Gold is sensitive to rising U.S. interest rates as they increase the opportunity cost of holding non-yielding bullion and help the dollar.
"The market is beginning to focus on the timing of the rate hike and we are seeing that supporting the dollar, and that's why we are seeing gold grinding lower," Danske Bank senior analyst Jens Pedersen said.
The dollar index rallied to a seven-week peak, with an easing in jobless claims reinforcing market expectations of a 2015 U.S. interest rate hike.
The Fed has indicated that the timing of a rate rise will depend on economic data.
"The market currently seems to be pricing a 60 percent rate hike probability in September, which has seen the U.S. dollar move one way since yesterday afternoon at the expense of weakening commodity currencies," said Amaryllis Gryllaki, associate of sales for Global Metals at TD Securities in New York.

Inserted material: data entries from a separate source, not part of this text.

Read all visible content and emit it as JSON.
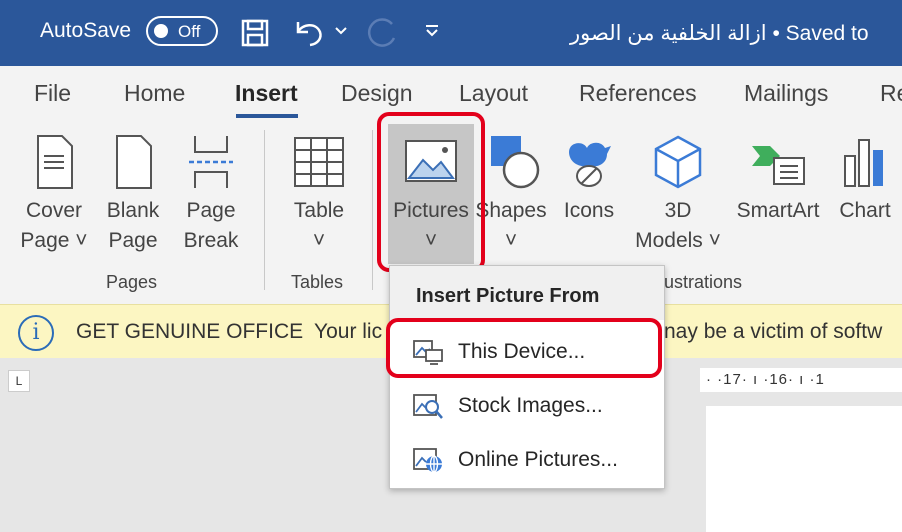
{
  "titlebar": {
    "autosave_label": "AutoSave",
    "toggle_state": "Off",
    "document_title": "ازالة الخلفية من الصور • Saved to"
  },
  "tabs": [
    "File",
    "Home",
    "Insert",
    "Design",
    "Layout",
    "References",
    "Mailings",
    "Re"
  ],
  "active_tab": "Insert",
  "ribbon": {
    "pages": {
      "cover_line1": "Cover",
      "cover_line2": "Page ˅",
      "blank_line1": "Blank",
      "blank_line2": "Page",
      "break_line1": "Page",
      "break_line2": "Break",
      "group_label": "Pages"
    },
    "tables": {
      "table_label": "Table",
      "table_arrow": "˅",
      "group_label": "Tables"
    },
    "illustrations": {
      "pictures_label": "Pictures",
      "pictures_arrow": "˅",
      "shapes_label": "Shapes",
      "shapes_arrow": "˅",
      "icons_label": "Icons",
      "models_line1": "3D",
      "models_line2": "Models ˅",
      "smartart_label": "SmartArt",
      "chart_label": "Chart",
      "group_label_partial": "ustrations"
    }
  },
  "notice": {
    "title": "GET GENUINE OFFICE",
    "text_start": "Your lic",
    "text_end": "nay be a victim of softw"
  },
  "ruler": {
    "corner": "L",
    "marks": "· ·17· ı ·16· ı ·1"
  },
  "dropdown": {
    "header": "Insert Picture From",
    "items": [
      "This Device...",
      "Stock Images...",
      "Online Pictures..."
    ]
  },
  "colors": {
    "titlebar": "#2b579a",
    "highlight": "#e3001b",
    "notice_bg": "#fcf6c2"
  }
}
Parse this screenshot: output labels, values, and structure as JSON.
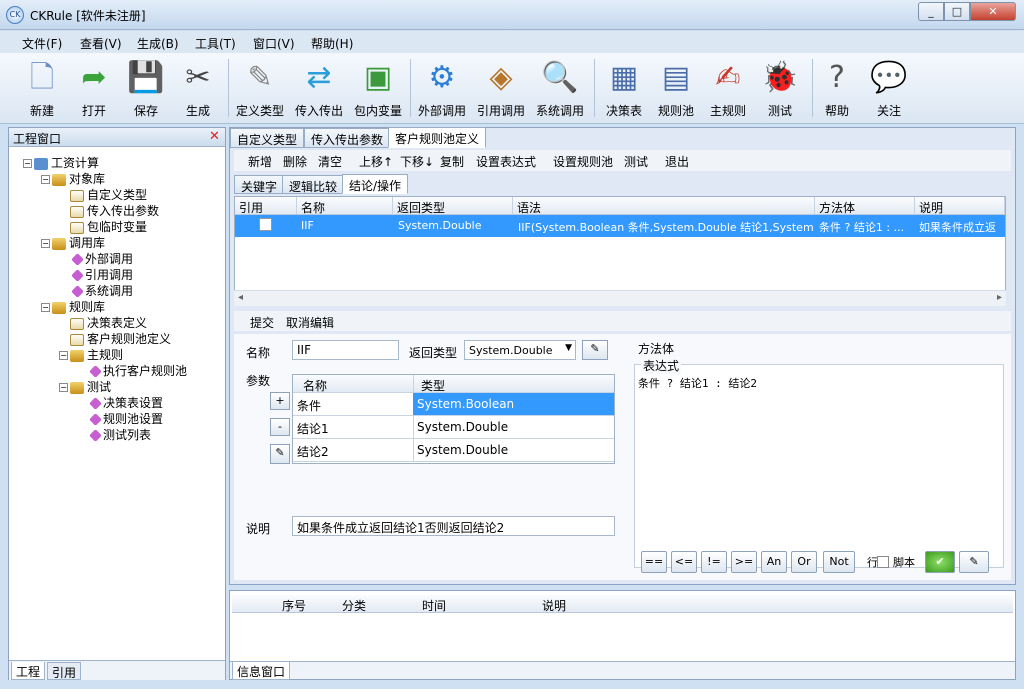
{
  "window": {
    "title": "CKRule [软件未注册]",
    "app_icon": "CK"
  },
  "menu": [
    "文件(F)",
    "查看(V)",
    "生成(B)",
    "工具(T)",
    "窗口(V)",
    "帮助(H)"
  ],
  "toolbar": [
    {
      "label": "新建",
      "icon": "new-file-icon"
    },
    {
      "label": "打开",
      "icon": "open-arrow-icon"
    },
    {
      "label": "保存",
      "icon": "floppy-save-icon"
    },
    {
      "label": "生成",
      "icon": "tools-build-icon"
    },
    {
      "label": "定义类型",
      "icon": "define-type-icon"
    },
    {
      "label": "传入传出",
      "icon": "in-out-arrows-icon"
    },
    {
      "label": "包内变量",
      "icon": "package-variable-icon"
    },
    {
      "label": "外部调用",
      "icon": "gear-external-call-icon"
    },
    {
      "label": "引用调用",
      "icon": "box-reference-icon"
    },
    {
      "label": "系统调用",
      "icon": "magnifier-system-icon"
    },
    {
      "label": "决策表",
      "icon": "decision-table-icon"
    },
    {
      "label": "规则池",
      "icon": "rule-pool-icon"
    },
    {
      "label": "主规则",
      "icon": "main-rule-icon"
    },
    {
      "label": "测试",
      "icon": "ladybug-test-icon"
    },
    {
      "label": "帮助",
      "icon": "help-question-icon"
    },
    {
      "label": "关注",
      "icon": "follow-icon"
    }
  ],
  "left_panel": {
    "title": "工程窗口",
    "tree": [
      {
        "label": "工资计算",
        "level": 0,
        "kind": "root",
        "expanded": true
      },
      {
        "label": "对象库",
        "level": 1,
        "kind": "lib",
        "expanded": true
      },
      {
        "label": "自定义类型",
        "level": 2,
        "kind": "doc"
      },
      {
        "label": "传入传出参数",
        "level": 2,
        "kind": "doc"
      },
      {
        "label": "包临时变量",
        "level": 2,
        "kind": "doc"
      },
      {
        "label": "调用库",
        "level": 1,
        "kind": "lib",
        "expanded": true
      },
      {
        "label": "外部调用",
        "level": 2,
        "kind": "dia"
      },
      {
        "label": "引用调用",
        "level": 2,
        "kind": "dia"
      },
      {
        "label": "系统调用",
        "level": 2,
        "kind": "dia"
      },
      {
        "label": "规则库",
        "level": 1,
        "kind": "lib",
        "expanded": true
      },
      {
        "label": "决策表定义",
        "level": 2,
        "kind": "doc"
      },
      {
        "label": "客户规则池定义",
        "level": 2,
        "kind": "doc"
      },
      {
        "label": "主规则",
        "level": 2,
        "kind": "lib",
        "expanded": true
      },
      {
        "label": "执行客户规则池",
        "level": 3,
        "kind": "dia"
      },
      {
        "label": "测试",
        "level": 2,
        "kind": "lib",
        "expanded": true
      },
      {
        "label": "决策表设置",
        "level": 3,
        "kind": "dia"
      },
      {
        "label": "规则池设置",
        "level": 3,
        "kind": "dia"
      },
      {
        "label": "测试列表",
        "level": 3,
        "kind": "dia"
      }
    ],
    "bottom_tabs": [
      "工程",
      "引用"
    ]
  },
  "doc_tabs": [
    "自定义类型",
    "传入传出参数",
    "客户规则池定义"
  ],
  "sub_toolbar": [
    "新增",
    "删除",
    "清空",
    "上移↑",
    "下移↓",
    "复制",
    "设置表达式",
    "设置规则池",
    "测试",
    "退出"
  ],
  "inner_tabs": [
    "关键字",
    "逻辑比较",
    "结论/操作"
  ],
  "grid": {
    "headers": [
      "引用",
      "名称",
      "返回类型",
      "语法",
      "方法体",
      "说明"
    ],
    "rows": [
      {
        "ref": "",
        "name": "IIF",
        "return_type": "System.Double",
        "syntax": "IIF(System.Boolean 条件,System.Double 结论1,System.Do...",
        "body": "条件 ? 结论1 : ...",
        "desc": "如果条件成立返"
      }
    ]
  },
  "edit_bar": [
    "提交",
    "取消编辑"
  ],
  "form": {
    "name_label": "名称",
    "name_value": "IIF",
    "return_label": "返回类型",
    "return_value": "System.Double",
    "params_label": "参数",
    "param_headers": [
      "名称",
      "类型"
    ],
    "params": [
      {
        "name": "条件",
        "type": "System.Boolean"
      },
      {
        "name": "结论1",
        "type": "System.Double"
      },
      {
        "name": "结论2",
        "type": "System.Double"
      }
    ],
    "add_btn": "+",
    "remove_btn": "-",
    "desc_label": "说明",
    "desc_value": "如果条件成立返回结论1否则返回结论2",
    "body_label": "方法体",
    "expr_label": "表达式",
    "expr_value": "条件 ? 结论1 : 结论2",
    "ops": [
      "==",
      "<=",
      "!=",
      ">=",
      "An",
      "Or",
      "Not"
    ],
    "row_label": "行",
    "script_label": "脚本"
  },
  "info_panel": {
    "headers": [
      "序号",
      "分类",
      "时间",
      "说明"
    ],
    "tab": "信息窗口"
  },
  "colors": {
    "selection": "#3399ff",
    "accent": "#c660d2"
  }
}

Premiums for physical gold on the Shanghai Gold Exchange picked up slightly to $2-$4 an ounce over the spot price, although analysts say a slowing economy could cap demand from China, the world's top gold consumer.
"While gold remains out of favor among investors, the potential return of Chinese buyers seeking an alternative to equities and real estate remains the key bullish wild card," Julius Baer said in a note.
Silver was down 0.7 percent at $14.98 an ounce.